Requirements and Scale Estimation
For a system design interview or real implementation, start with numbers.
Functional requirements:
- Send notifications across push, email, SMS, and in-app channels
- Users can set per-channel preferences (opt-in/opt-out per notification type)
- Support notification templates with variable substitution
- Priority levels (critical, high, normal, low)
- Delivery tracking and analytics
- Rate limiting per user to prevent notification fatigue
Scale estimation (for a product with 50M users):
- 500M notifications per day across all channels
- Peak: 10,000 notifications per second
- 99.9% delivery SLA for critical notifications (2FA, password reset)
- Eventual consistency acceptable for non-critical notifications
High-Level Architecture
Here is the system broken into its core components:
┌──────────────┐
│ API Layer │
│ (REST/gRPC) │
└──────┬───────┘
│
┌──────▼───────┐
│ Notification │
│ Service │
└──────┬───────┘
│
┌────────────┼────────────┐
│ │ │
┌───────▼──┐ ┌─────▼────┐ ┌───▼────────┐
│ Template │ │ User Pref│ │ Priority │
│ Engine │ │ Service │ │ Queue │
└───────┬──┘ └─────┬────┘ └───┬────────┘
│ │ │
└────────────┼───────────┘
│
┌────────────┼────────────┐
│ │ │
┌──────▼──┐ ┌─────▼───┐ ┌────▼────┐
│ Push │ │ Email │ │ SMS │
│ Worker │ │ Worker │ │ Worker │
└────┬────┘ └────┬────┘ └────┬────┘
│ │ │
┌────▼────┐ ┌────▼────┐ ┌────▼────┐
│ FCM / │ │ SendGrid│ │ Twilio │
│ APNs │ │ /SES │ │ │
└─────────┘ └─────────┘ └─────────┘
Let us walk through each component.
The Notification Service
This is the brain of the system. It receives notification requests, validates them, and orchestrates the entire pipeline.

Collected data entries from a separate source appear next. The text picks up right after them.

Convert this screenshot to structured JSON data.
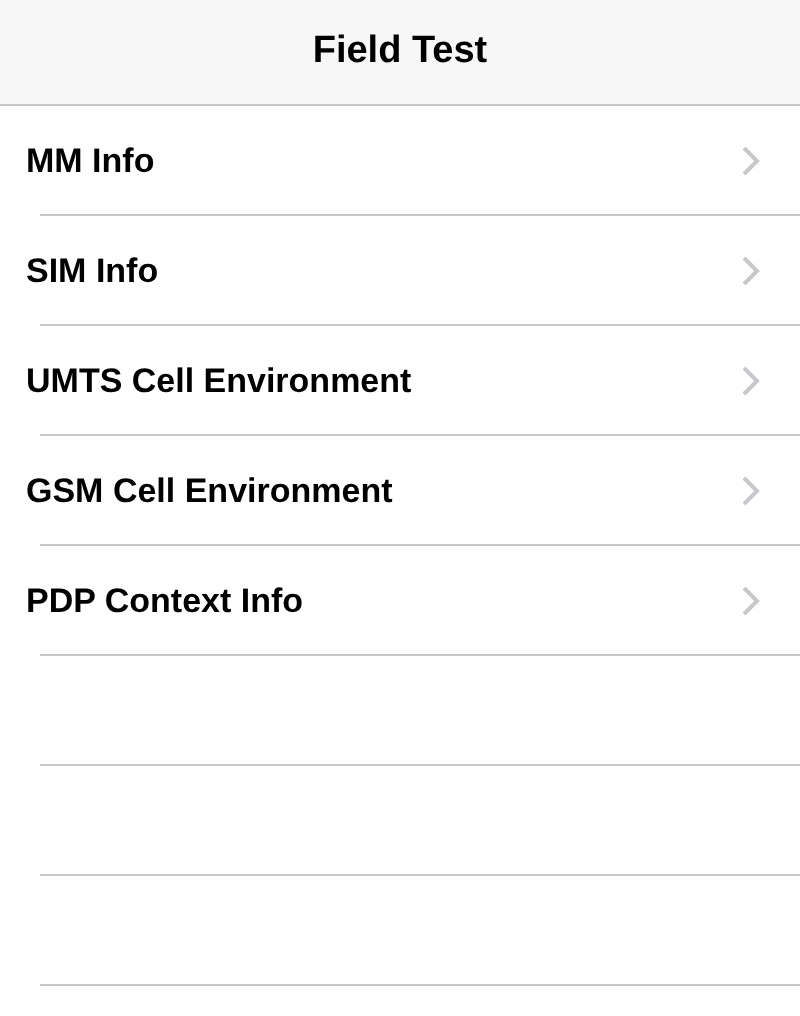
{
  "navigation_bar": {
    "title": "Field Test"
  },
  "items": [
    {
      "label": "MM Info"
    },
    {
      "label": "SIM Info"
    },
    {
      "label": "UMTS Cell Environment"
    },
    {
      "label": "GSM Cell Environment"
    },
    {
      "label": "PDP Context Info"
    }
  ]
}
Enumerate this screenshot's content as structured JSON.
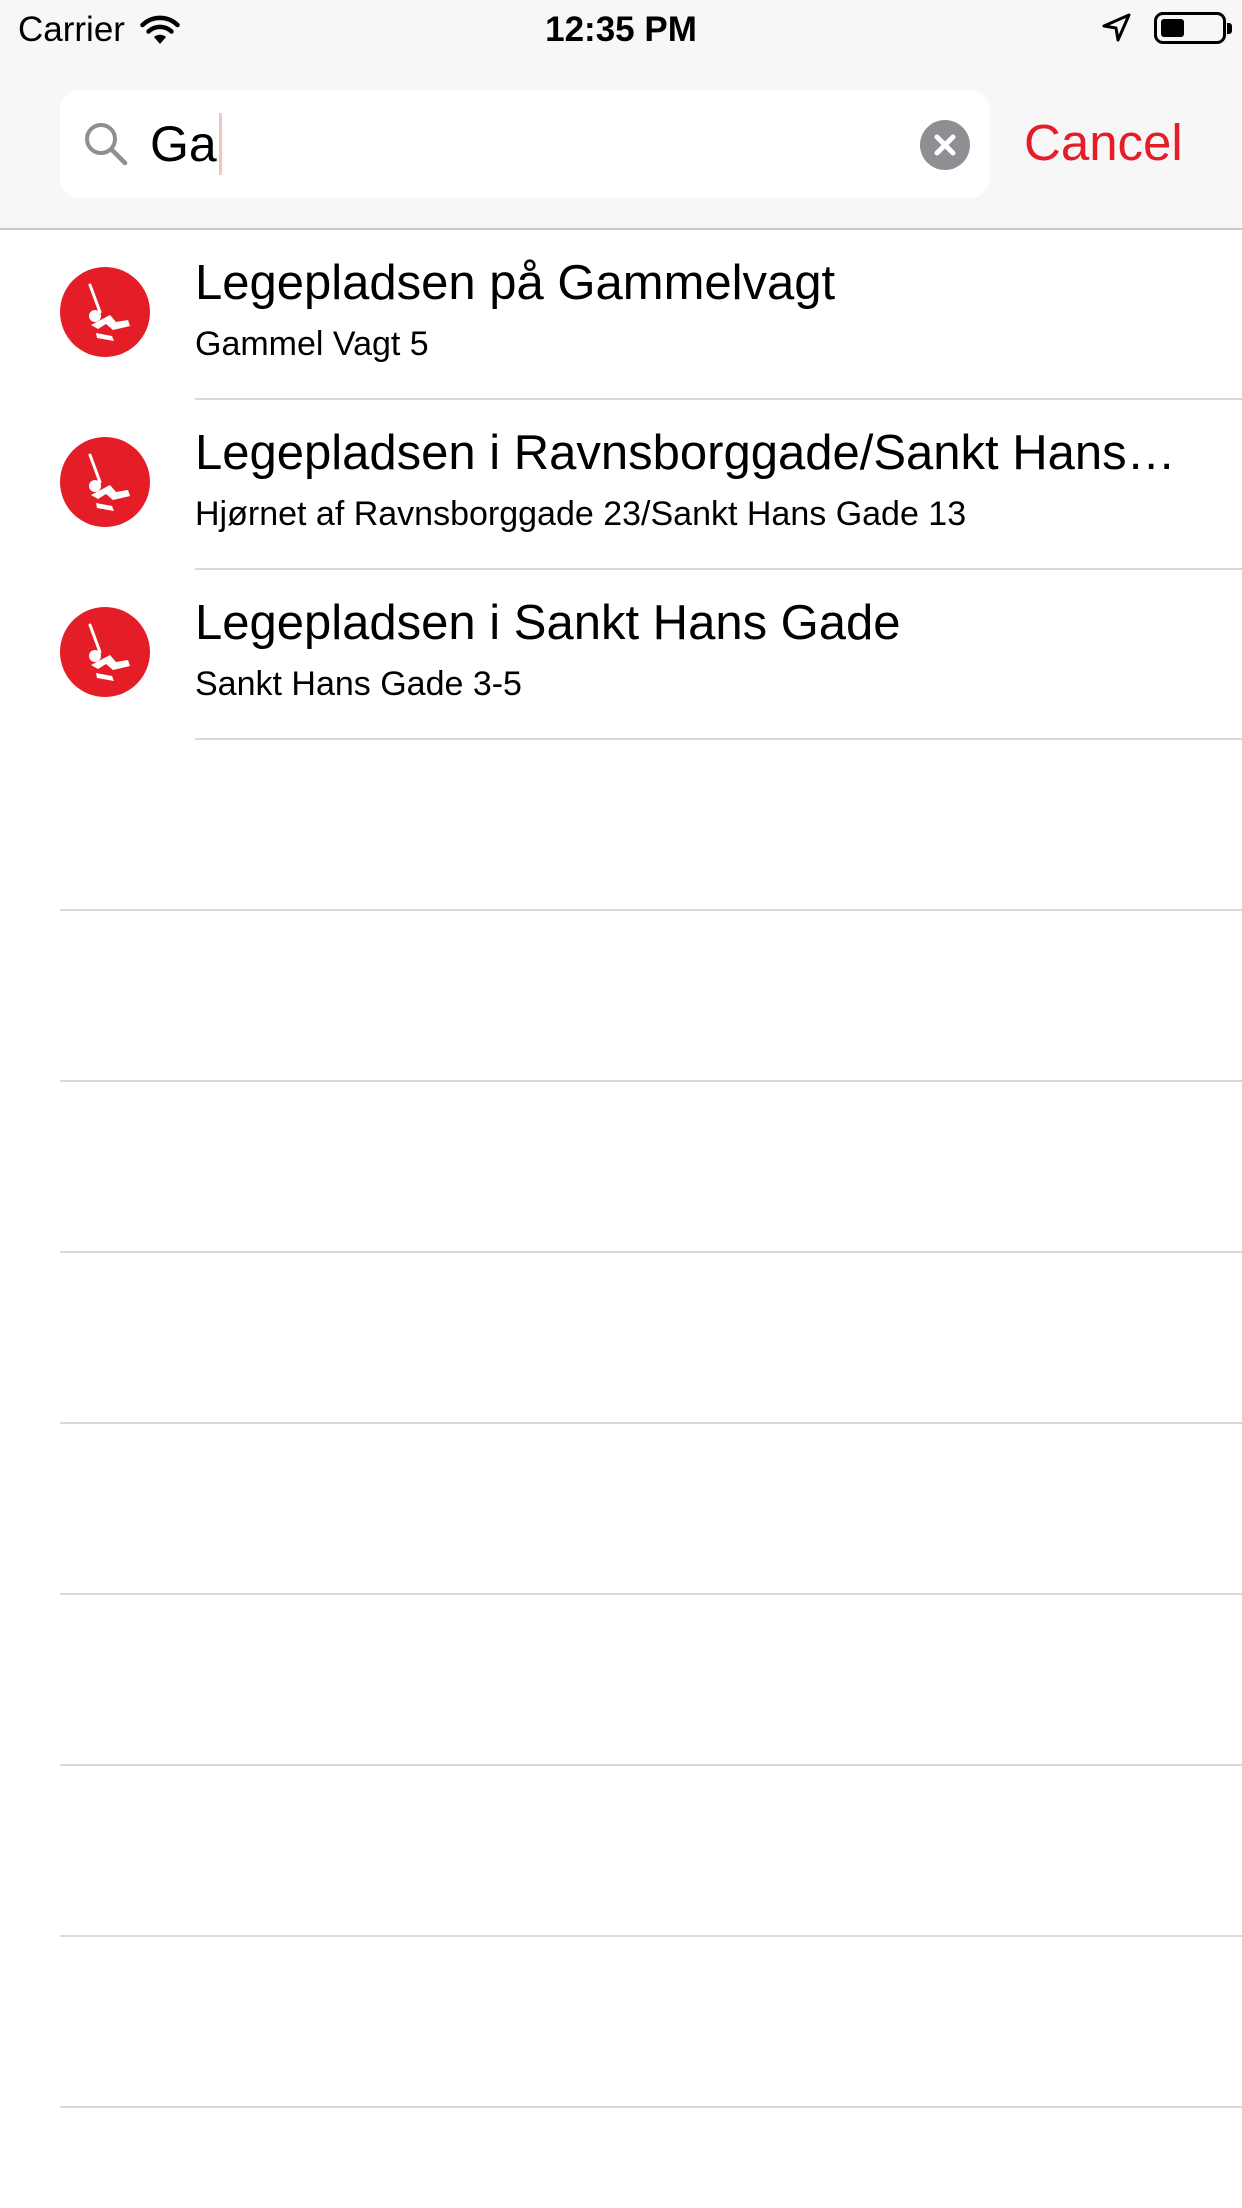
{
  "status_bar": {
    "carrier": "Carrier",
    "time": "12:35 PM",
    "battery_level": 0.4
  },
  "search": {
    "query": "Ga",
    "cancel_label": "Cancel"
  },
  "colors": {
    "accent": "#e41d26",
    "separator": "#d9d9dd",
    "clear_button": "#8e8e93"
  },
  "results": [
    {
      "title": "Legepladsen på Gammelvagt",
      "subtitle": "Gammel Vagt 5",
      "icon": "playground-swing-icon"
    },
    {
      "title": "Legepladsen i Ravnsborggade/Sankt Hans Gade",
      "subtitle": "Hjørnet af Ravnsborggade 23/Sankt Hans Gade 13",
      "icon": "playground-swing-icon"
    },
    {
      "title": "Legepladsen i Sankt Hans Gade",
      "subtitle": "Sankt Hans Gade 3-5",
      "icon": "playground-swing-icon"
    }
  ]
}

class NotificationService:
def send(self, request: NotificationRequest):
# 1. Validate the request
self.validate(request)
# 2. Check user preferences
preferences = self.pref_service.get(request.user_id)
channels = self.resolve_channels(request, preferences)
if not channels:
return # User has opted out of all channels for this type
# 3. Render templates for each channel
messages = {}
for channel in channels:
messages[channel] = self.template_engine.render(
template_id=request.template_id,
channel=channel,
variables=request.variables
)
# 4. Enqueue to priority queue
for channel, message in messages.items():
self.queue.enqueue(
channel=channel,
message=message,
priority=request.priority,
user_id=request.user_id,
metadata=request.metadata
)
The key design decision here is that the notification service does not send anything directly. It validates, resolves preferences, renders templates, and enqueues. The actual delivery is handled by channel-specific workers that pull from the queue.
Template Engine
Hardcoding notification content in application code is a maintenance disaster. Use a template engine that separates content from logic.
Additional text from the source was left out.